Entgegen sämtlicher Vorhersagen, dass alle Dänen sehr gut Deutsch oder Englisch sprachen, konnte diese Frau keines von beidem besonders gut. Mit einer Mischung aus Deutsch, Dänisch und Englisch, gepaart mit Mimik und Gestik, stellte sich schließlich heraus, dass das Unternehmen, welches die Ferienhäuser vermietete, einen Fehler gemacht hatte und beide auf das gleiche Haus gebucht waren.
Es dauerte weitere fünf Minuten, um der Frau klarzumachen, dass sie doch nun einfach einer von ihnen eine neue Hütte geben sollte.
Die Dame schüttelte nur den Kopf. »Sommer full«, sagte sie.
Steffi verdrehte die Augen und wandte sich ab.
»Hey, das ist doch kein Drama. Wir werden uns doch deshalb nicht die Laune verderben lassen«, versuchte Katja sie aufzumuntern. »Ich wollte zwar zwei Wochen allein sein, aber eigentlich ist das Haus doch groß genug für uns beide. Und wir müssen jede nur die Hälfte zahlen. Was halten Sie davon?
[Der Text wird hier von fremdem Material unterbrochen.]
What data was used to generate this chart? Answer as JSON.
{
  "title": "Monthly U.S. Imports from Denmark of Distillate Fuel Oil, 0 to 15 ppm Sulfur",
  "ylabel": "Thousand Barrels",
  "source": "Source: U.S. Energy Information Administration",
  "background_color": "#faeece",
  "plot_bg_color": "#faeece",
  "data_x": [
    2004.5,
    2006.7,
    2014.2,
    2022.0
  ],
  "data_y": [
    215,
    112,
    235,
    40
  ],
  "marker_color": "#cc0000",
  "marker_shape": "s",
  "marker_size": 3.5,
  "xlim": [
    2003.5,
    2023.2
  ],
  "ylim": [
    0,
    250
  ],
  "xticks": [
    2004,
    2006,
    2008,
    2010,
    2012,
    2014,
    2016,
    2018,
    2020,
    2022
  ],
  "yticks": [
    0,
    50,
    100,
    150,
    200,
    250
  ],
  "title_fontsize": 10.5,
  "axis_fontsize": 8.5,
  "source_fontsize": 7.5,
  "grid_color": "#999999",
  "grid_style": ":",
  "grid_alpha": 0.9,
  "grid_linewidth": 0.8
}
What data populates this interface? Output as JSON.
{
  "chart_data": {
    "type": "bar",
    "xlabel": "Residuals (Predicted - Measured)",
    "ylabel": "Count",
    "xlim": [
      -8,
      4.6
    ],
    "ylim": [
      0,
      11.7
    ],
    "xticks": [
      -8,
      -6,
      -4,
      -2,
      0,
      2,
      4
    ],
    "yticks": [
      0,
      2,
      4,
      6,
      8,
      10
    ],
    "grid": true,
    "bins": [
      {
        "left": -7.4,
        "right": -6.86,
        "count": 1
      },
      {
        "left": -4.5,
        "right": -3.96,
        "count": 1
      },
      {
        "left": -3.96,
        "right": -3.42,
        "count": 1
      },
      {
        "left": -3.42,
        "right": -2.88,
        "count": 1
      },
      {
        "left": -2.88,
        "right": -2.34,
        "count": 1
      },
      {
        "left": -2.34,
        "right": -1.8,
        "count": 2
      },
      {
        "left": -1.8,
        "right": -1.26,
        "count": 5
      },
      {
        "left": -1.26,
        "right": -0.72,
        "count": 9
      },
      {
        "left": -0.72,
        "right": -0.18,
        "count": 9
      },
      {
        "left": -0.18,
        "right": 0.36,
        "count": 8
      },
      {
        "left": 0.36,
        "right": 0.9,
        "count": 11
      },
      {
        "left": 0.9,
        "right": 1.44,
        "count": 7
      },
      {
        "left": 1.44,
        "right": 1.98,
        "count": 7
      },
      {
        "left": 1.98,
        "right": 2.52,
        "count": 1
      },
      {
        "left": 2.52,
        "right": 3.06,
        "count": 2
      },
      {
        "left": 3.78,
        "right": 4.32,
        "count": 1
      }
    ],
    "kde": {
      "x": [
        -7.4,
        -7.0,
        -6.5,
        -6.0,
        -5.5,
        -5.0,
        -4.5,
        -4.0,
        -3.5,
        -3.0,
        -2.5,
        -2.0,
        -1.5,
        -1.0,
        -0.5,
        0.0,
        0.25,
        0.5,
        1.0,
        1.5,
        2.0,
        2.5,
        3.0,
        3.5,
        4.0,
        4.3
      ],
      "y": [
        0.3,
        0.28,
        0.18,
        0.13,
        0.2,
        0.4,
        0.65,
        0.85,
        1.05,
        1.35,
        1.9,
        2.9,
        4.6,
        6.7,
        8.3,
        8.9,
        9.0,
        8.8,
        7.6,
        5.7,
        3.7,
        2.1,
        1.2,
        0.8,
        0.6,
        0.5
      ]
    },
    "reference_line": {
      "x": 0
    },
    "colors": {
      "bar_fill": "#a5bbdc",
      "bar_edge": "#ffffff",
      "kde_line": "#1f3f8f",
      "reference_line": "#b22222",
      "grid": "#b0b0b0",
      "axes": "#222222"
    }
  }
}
Wollen wir eine WG für zwei Wochen bilden?«
Katjas Versuch, Steffi zu trösten, war wirklich süß. Doch Steffi wollte einfach allein sein. Nackt durchs Haus laufen, wenn ihr danach war, abends die Füße auf den Tisch legen und lesen oder sich oben ohne in der Sonne braten lassen. Steffi war den Tränen nahe. Sie wusste, dass die alte Frau recht hatte. Es war Sommer. Hochsaison. Sie würde wohl kaum so schnell etwas Anständiges finden. Also blieb ihr nur die Wahl zwischen einem Campingplatz oder einer WG. Sie hasste Camping über alles.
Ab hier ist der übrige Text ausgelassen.